Let’s take another close look at our strip (see Figure 40-6). Place one pin of your calipers at the bottom of the inverted wave before the QRS complex. Now, place the other pin at the bottom of the next inverted wave right before the next QRS complex. That would make 0.38 seconds the presumed P-P interval if the conduction ratio were 1:1. What would the P-P interval or F-F interval be if the conduction ratio were 2:1? It would be half of the distance that we have in our calipers or 0.19 seconds. Set your calipers to 0.19 seconds and go back to the inverted wave. Does the other caliper pin fall on any other inverted area? Yes! That means that the ratio of conduction is 2:1 and we have narrowed down our list of differentials to two possibilities: either focal AT with block or atrial flutter (see blue dots on Figure 40-6). This is a little bit of gold mining. Let’s move on.
Figure 40-6 The presumed P-P interval is 0.38 seconds. Half of that interval would be 0.19 seconds. Setting your caliper pins to this measurement and walking it through the strip shows a recurrent inverted wave represented by the blue dots. This could be seen in focal atrial tachycardia with block or atrial flutter.
From Arrhythmia Recognition: The Art of Interpretation, courtesy of Tomas B. Garcia, MD.
Question 8: Are the QRS Complexes Narrow or Wide?
Answer: The QRS complexes are narrow. This question really doesn’t help us much in this strip.
Question 9: Are the Complexes Grouped or Not Grouped?
Answer: Not grouped. There is no evidence of Mobitz I, Mobitz II second-degree AV block, or third-degree AV block on this strip.
Question 10: Are There Any Dropped Beats?
Yes, there are dropped beats. In question 7, we stated that the P:QRS ratio is 2:1, with either two P or two F waves to each QRS complex. We narrowed down our differential diagnosis to either a focal AT with block or atrial flutter. Even though answering this question did not provide us with any additional clues as to the underlying rhythm, it did strengthen our differential further by narrowing it to one of the two just mentioned.
Answer: This is another critical point in evaluating this strip. So far, we have figured out that the ventricular rate is 150 BPM, the conduction ratio is 2:1, and that the atrial rate is, therefore, 300 BPM. This sure sounds like atrial flutter. The problem is that focal AT with block could also rarely be that high. The key point in differentiating between the two possibilities is the baseline. If there are isoelectric or flat segments between the P waves, then it is focal AT with block. If there is a constant undulating pattern, then it is atrial flutter. So, how do we figure it out? Go mining. . . .
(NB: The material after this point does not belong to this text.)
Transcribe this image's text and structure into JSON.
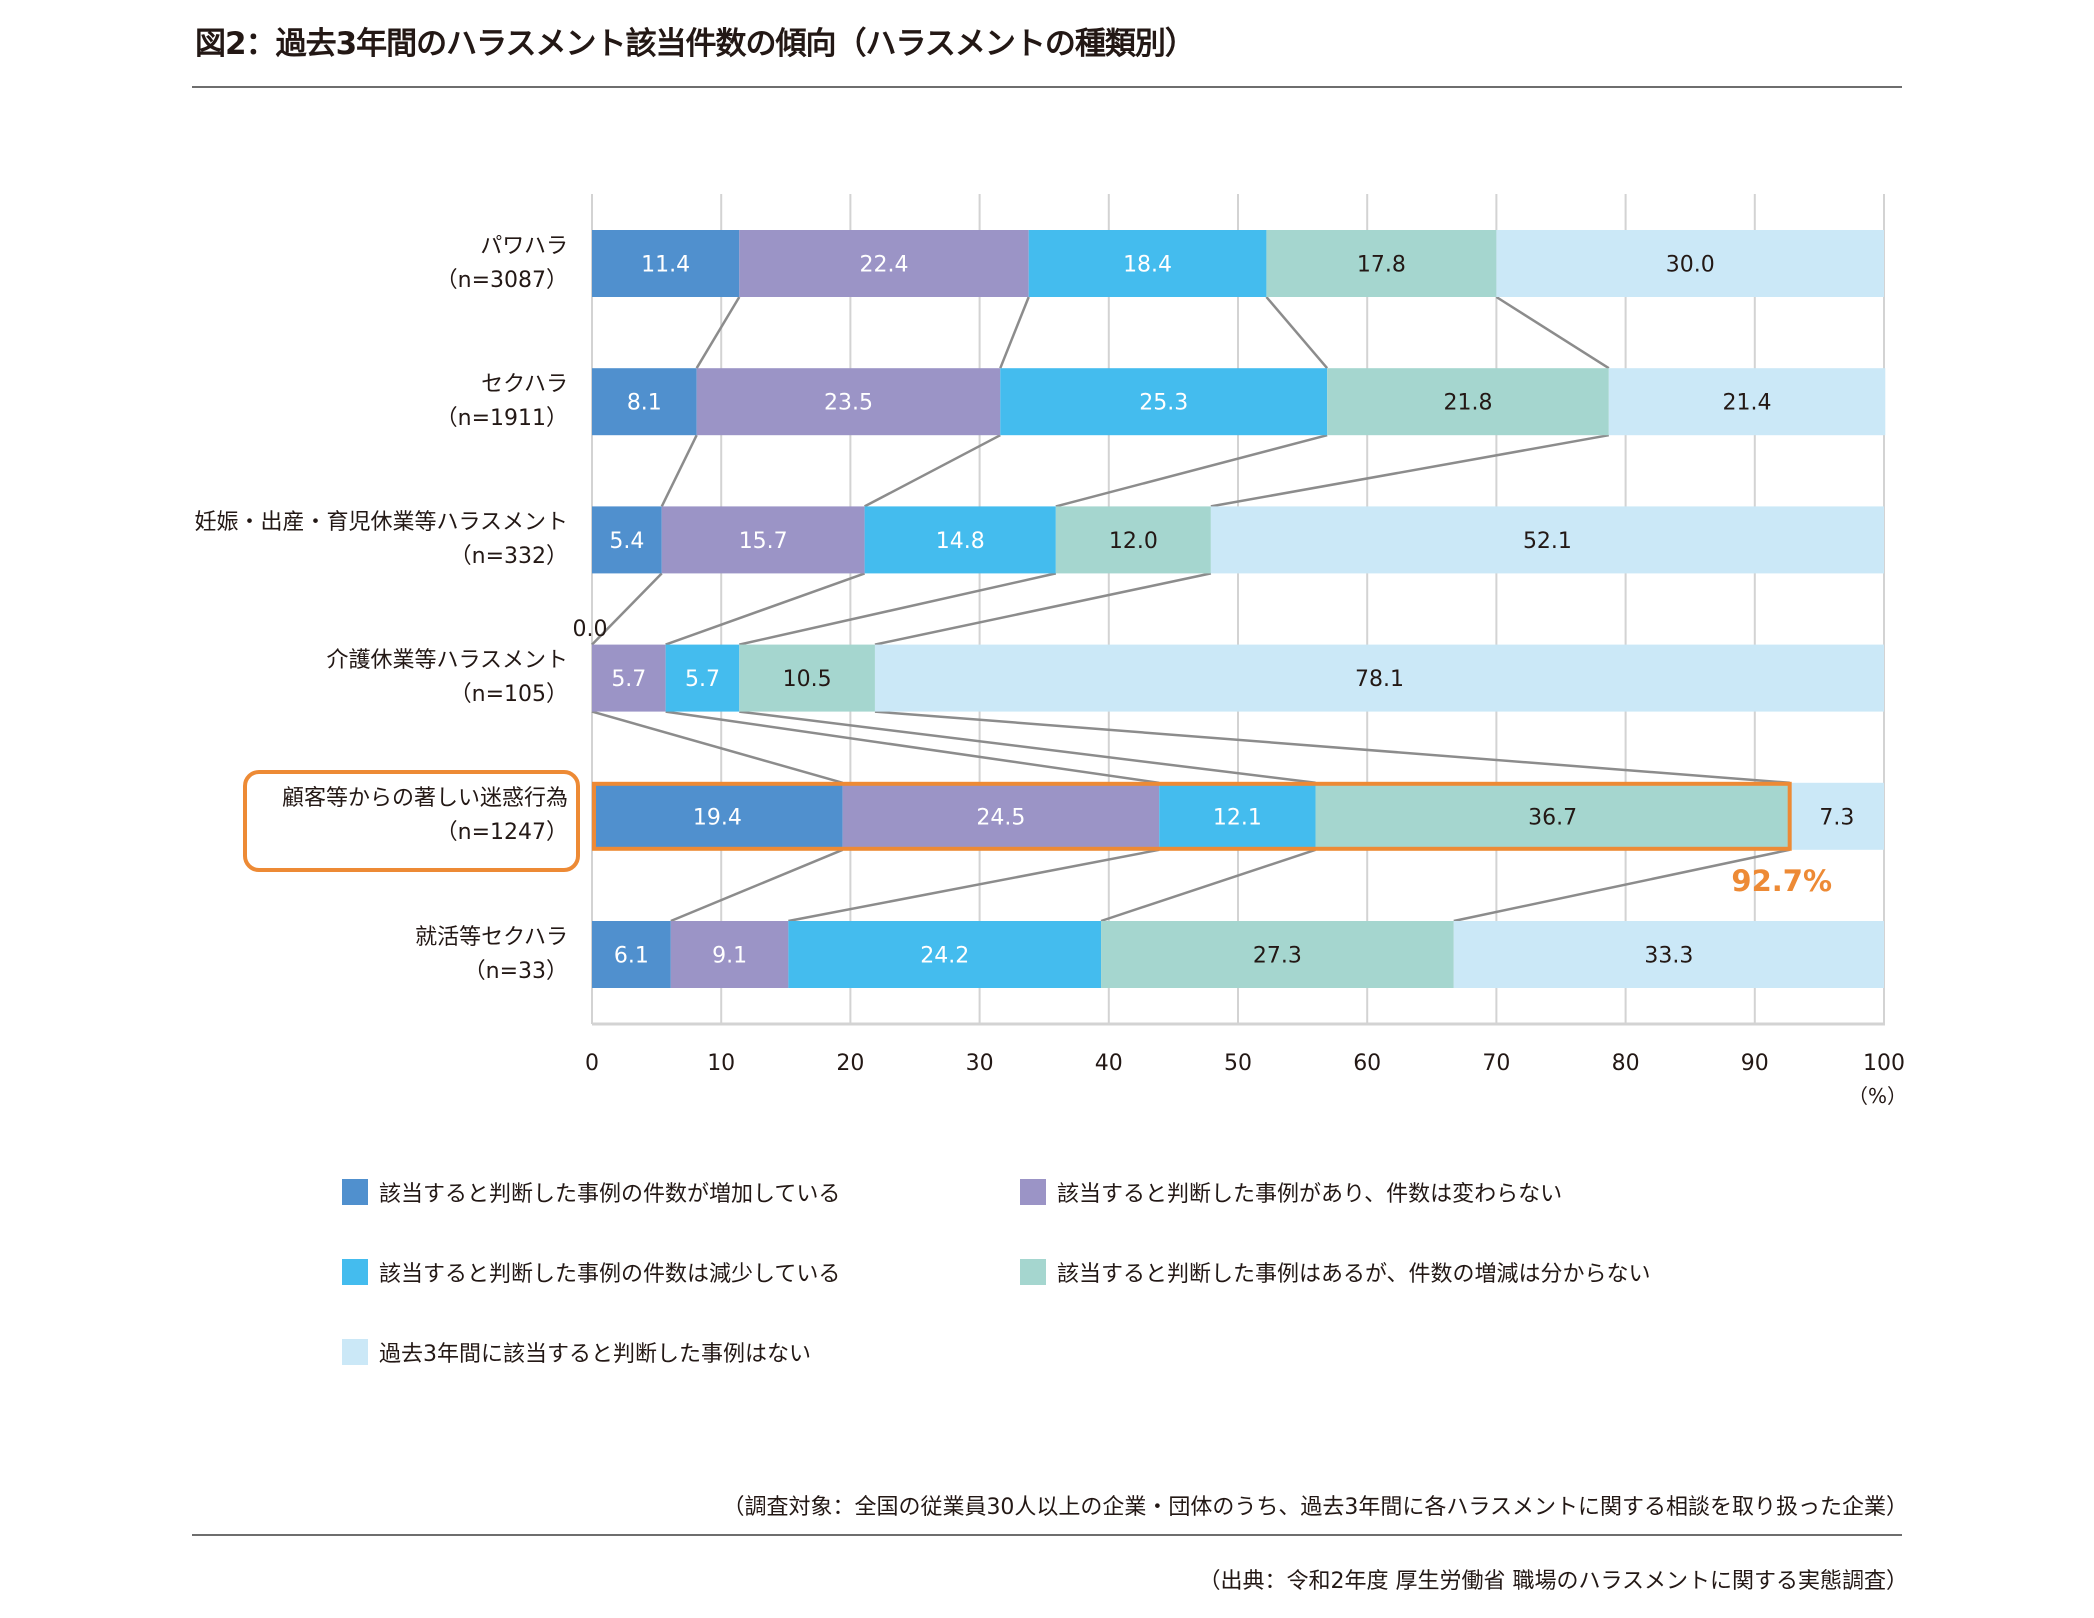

We want you to exercise your mind a bit at this point. Look closely at the top strip in Figure 40-7, and mentally remove the QRS complexes. This should be easy to do in this strip because the QRS complexes are so small. When you do that, you see a nice undulating pattern like the one at the bottom of Figure 40-7. The final diagnosis is atrial flutter.
Figure 40-7 Mining for gold on this strip involves mentally removing the QRS complexes from the rhythm strip to see the underlying supraventricular rhythm. As you can clearly see on the blue (bottom) strip, this is atrial flutter because of the constantly undulating baseline formed by the F waves.
© Jones & Bartlett Learning.
Going through these mental exercises may seem like an exaggeration, but it isn’t. An organized approach is the best way to interpret an arrhythmia. Eventually, with time and practice, you will be able to perform this process in seconds. However, you are still learning. Get yourself used to the system, or whatever system you decide to use, and build a strong foundation. We hope that you have enjoyed this chapter and that you will carry the information in it with you forever in your clinical life. Now, let’s go practice.